[ClusterLabs] Coming in 1.1.15: Event-driven alerts
renayama19661014 at ybb.ne.jp
renayama19661014 at ybb.ne.jp
Wed May 11 21:28:59 UTC 2016
Hi Klaus,
Thank you for comment.
I confirm your comment.
I think that I ask you a question again.
Many thanks!
Hideo Yamauchi.
----- Original Message -----
> From: Klaus Wenninger <kwenning at redhat.com>
> To: users at clusterlabs.org
> Cc:
> Date: 2016/5/11, Wed 14:13
> Subject: Re: [ClusterLabs] Coming in 1.1.15: Event-driven alerts
>
> On 05/10/2016 11:19 PM, renayama19661014 at ybb.ne.jp wrote:
>> Hi All,
>>
>> After all our member needs the control of the turn of the transmission of
> the SNMP trap.
>>
>> We make a patch of the control of the turn of the transmission and intend
> to send it.
>>
>> Probably, with the patch, we add the "ordered" attribute that we
> sent by an email before.
> Actually I still don't think that simple serialization of the calling of
> the snmptrap-tool
> is a good solution to tackle the problem of loosing the order of traps
> arriving at
> some management station:
>
> - makes things worse in case of traps coming from multiple nodes
> - doesn't help when the order is lost on the network.
>
> Anyway I see 2 other scenarios where a certain degree of serialization might
> be helpful:
>
> - alert agent-scripts that can't handle being called concurrently
> - performance issues that might arise on some systems that lack the
> performance-headroom needed and/or the agent-scripts in place
> require significant effort and/or there are a lot of resources/events
> that trigger a vast amount of alerts being handled in parallel
>
> So I could imagine the introduction of a meta-atribute that specifies a
> queue
> to be used for serialization.
>
> - 'none' is default and leads to the behavior we have at the moment.
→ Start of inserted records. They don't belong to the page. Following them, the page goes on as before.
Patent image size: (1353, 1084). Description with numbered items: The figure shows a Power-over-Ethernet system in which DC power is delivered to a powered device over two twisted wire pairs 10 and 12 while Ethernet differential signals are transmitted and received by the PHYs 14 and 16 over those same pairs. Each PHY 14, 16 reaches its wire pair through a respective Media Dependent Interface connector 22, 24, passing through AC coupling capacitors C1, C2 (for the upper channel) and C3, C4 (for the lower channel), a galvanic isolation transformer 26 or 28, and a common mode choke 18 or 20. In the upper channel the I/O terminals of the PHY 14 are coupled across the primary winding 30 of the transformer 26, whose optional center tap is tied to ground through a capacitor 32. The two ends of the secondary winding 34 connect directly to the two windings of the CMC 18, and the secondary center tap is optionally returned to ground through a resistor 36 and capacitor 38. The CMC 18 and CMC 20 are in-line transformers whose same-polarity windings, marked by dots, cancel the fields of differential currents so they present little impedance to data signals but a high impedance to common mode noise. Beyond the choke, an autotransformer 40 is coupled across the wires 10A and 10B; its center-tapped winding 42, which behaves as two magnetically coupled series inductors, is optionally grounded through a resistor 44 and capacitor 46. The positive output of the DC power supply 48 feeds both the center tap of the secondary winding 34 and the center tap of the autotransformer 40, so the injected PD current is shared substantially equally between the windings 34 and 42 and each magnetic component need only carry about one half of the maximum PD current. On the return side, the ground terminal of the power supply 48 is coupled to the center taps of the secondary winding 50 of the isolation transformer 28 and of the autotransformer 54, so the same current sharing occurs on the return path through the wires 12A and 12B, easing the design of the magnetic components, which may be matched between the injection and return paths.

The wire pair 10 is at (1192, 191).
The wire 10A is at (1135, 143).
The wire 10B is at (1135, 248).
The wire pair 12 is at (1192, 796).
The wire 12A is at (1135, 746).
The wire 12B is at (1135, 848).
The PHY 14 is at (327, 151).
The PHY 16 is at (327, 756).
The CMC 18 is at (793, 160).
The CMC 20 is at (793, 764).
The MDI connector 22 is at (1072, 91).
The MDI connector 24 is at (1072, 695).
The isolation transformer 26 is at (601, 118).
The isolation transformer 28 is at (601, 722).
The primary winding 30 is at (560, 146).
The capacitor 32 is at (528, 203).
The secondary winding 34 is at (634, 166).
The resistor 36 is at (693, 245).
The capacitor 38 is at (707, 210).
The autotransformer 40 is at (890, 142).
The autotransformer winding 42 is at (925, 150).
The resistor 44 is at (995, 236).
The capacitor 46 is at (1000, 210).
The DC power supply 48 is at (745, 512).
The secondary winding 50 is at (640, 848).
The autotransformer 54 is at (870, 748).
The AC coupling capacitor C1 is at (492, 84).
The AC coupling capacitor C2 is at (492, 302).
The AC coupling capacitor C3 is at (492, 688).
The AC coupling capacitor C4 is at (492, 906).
> - any other queue-name leads to the instantiation of an additional queue
>
> This approach should allow merely any kind of serialization you can think of
> with as little impact as needed.
> e.g. if the agent doesn't cope with concurrent calls you use a queue per
> agent leading to all recipients being handled in a serialized way (and of
> course the different alerts as well). And all the other agents are running
> in parallel.
> e.g. you can have a separate queue for a single recipient leading to
> the alerts being sent there being serialized.
> e.g. if the performance impact should be kept at a minimal level you
> would use a single queue for all agents and all recipients
>
>>
>>
>> Best Regards,
>> Hideo Yamauchi.
>>
>>
>> ----- Original Message -----
>>> From: "renayama19661014 at ybb.ne.jp"
> <renayama19661014 at ybb.ne.jp>
>>> To: "kwenning at redhat.com" <kwenning at redhat.com>;
> "users at clusterlabs.org" <users at clusterlabs.org>; Cluster Labs -
> All topics related to open-source clustering welcomed
> <users at clusterlabs.org>
>>> Cc:
>>> Date: 2016/4/28, Thu 22:43
>>> Subject: Re: [ClusterLabs] Coming in 1.1.15: Event-driven alerts
>>>
>>> Hi Klaus,
>>>
>>> Because the script is performed the effectiveness of in async, I think
> that it
>>> is difficult to set "uptime" by the method of the sample.
>>> After all we may request the transmission of the order.
>>> #The patch before mine only controls a practice turn of the async and
> is not a
>>> thing giving load of crmd.
>>>
>>> Japan begins a rest for one week from tomorrow.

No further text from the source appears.